Collectively, there appears to be no definitive therapeutic treatment for HIV-neurodegeneration and dementia. Some of the above compounds, such as the estrogenic compounds and the CXCR4 antagonist, neomycin B hexa-arginine, have shown some promise. Use of brain-derived neurotrophic factor (BDNF) has yielded favorable results, although delivery of a peptide into the brain offers some challenges [94]. A great deal of additional work is still necessary to determine the true effectiveness of any of these therapeutic approaches.

SUMMARY AND CONCLUSIONS

It is clear from the literature and ongoing studies that considerable work needs to be done to further elucidate the mechanisms of HIV neurotoxicity and the development of HIV-related dementia.

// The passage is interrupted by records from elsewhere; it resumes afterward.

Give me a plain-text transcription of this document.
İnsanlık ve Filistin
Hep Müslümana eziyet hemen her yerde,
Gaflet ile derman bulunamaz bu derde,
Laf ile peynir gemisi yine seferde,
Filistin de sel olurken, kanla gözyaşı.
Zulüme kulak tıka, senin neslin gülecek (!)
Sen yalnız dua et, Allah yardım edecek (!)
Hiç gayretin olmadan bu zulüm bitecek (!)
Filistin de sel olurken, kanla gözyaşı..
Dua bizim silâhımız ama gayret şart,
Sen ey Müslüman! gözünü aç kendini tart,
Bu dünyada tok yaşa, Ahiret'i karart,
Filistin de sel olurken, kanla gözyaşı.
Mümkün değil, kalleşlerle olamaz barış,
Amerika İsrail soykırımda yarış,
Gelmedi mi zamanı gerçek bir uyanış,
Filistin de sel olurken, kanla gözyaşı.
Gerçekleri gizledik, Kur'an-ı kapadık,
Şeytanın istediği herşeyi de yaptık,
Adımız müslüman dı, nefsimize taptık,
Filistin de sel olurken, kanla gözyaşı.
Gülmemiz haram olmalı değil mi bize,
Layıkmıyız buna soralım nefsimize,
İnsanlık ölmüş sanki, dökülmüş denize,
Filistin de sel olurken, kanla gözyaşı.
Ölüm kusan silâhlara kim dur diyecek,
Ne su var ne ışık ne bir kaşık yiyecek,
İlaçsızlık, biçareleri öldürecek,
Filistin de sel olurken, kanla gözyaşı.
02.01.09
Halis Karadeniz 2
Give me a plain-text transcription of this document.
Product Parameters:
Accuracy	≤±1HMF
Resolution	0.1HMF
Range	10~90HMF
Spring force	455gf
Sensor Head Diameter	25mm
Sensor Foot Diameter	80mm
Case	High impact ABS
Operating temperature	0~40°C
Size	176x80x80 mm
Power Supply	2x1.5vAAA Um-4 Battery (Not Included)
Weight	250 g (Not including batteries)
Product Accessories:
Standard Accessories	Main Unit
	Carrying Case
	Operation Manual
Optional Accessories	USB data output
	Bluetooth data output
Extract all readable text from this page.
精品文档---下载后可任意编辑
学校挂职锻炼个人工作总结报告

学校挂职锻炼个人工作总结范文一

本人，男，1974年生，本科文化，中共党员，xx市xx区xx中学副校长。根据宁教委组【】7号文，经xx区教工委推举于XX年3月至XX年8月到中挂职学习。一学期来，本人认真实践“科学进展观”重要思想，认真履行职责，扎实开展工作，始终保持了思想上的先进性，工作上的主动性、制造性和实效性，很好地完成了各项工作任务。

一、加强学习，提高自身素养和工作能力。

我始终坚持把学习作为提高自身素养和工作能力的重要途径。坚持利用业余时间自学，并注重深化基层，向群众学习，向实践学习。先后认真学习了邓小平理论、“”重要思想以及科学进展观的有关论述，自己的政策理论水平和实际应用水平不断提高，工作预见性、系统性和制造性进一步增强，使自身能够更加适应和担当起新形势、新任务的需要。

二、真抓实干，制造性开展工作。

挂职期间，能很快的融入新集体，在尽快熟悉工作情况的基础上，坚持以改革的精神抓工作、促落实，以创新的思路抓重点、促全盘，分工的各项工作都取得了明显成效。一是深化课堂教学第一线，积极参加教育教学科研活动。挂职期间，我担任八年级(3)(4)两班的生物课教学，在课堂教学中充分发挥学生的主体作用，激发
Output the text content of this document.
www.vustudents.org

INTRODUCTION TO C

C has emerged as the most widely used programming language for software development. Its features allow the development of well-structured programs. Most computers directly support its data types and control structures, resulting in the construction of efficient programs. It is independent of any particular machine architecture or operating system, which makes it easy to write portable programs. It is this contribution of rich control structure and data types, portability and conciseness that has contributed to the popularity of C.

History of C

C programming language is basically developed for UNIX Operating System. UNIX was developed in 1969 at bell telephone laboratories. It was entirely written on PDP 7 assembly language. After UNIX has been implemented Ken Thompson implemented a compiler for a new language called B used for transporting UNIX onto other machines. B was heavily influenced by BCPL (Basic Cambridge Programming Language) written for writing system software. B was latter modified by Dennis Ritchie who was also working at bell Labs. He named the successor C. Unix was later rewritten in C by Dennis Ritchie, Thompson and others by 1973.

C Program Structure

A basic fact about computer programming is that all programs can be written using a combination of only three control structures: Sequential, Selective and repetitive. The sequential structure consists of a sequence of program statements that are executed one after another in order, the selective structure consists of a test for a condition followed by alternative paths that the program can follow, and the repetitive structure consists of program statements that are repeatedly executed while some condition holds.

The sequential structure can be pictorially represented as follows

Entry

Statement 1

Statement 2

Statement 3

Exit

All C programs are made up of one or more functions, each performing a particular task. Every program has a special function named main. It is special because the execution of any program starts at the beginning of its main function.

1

It is also apparent that the development of therapeutically useful drugs will be delayed due to the complexity of the systems involved with HIV, and gp120/Tat in particular, toxicity. In Scheme 1, factors implicated in HIV neurotoxicity are depicted demonstrating the complexity of mechanisms underlying HIV neurotoxicity. Each of the surrounding circles also represent current avenues being pursued in the development of clinically relevant compounds to attenuate or prevent the progression of HIV neurotoxicity and dementia.

Scheme 1

Schematic of various into HIV neurotoxicity and the major factor involved. Although not an inclusive list, these are the major factors in the pathogenesis of HIV neurotoxicity and the development of dementia. The surrounding circles are not meant to imply that each factor is exclusive of other factors since considerable overlap exists between each of the components.

In sum, interest in elucidating the toxicity cascades for gp120 and Tat toxicity is great. Understanding these cascades is tantamount to developing therapeutic agents which could attenuate or prevent the neuronal degeneration associated with late-stage HIV infection. Agents with effects on multiple cascades are the most likely agents to provide relief from the progression of neuronal degeneration and may very likely come from sources not yet examined. An example could be the effects of lithium on gp120 toxicity as previously reported. Fully understanding the differences between individuals who are demented and those who are not will add significant amounts of information to our knowledge base. If the next decade has even greater productivity than the last, significant and robust advancements can be achieved.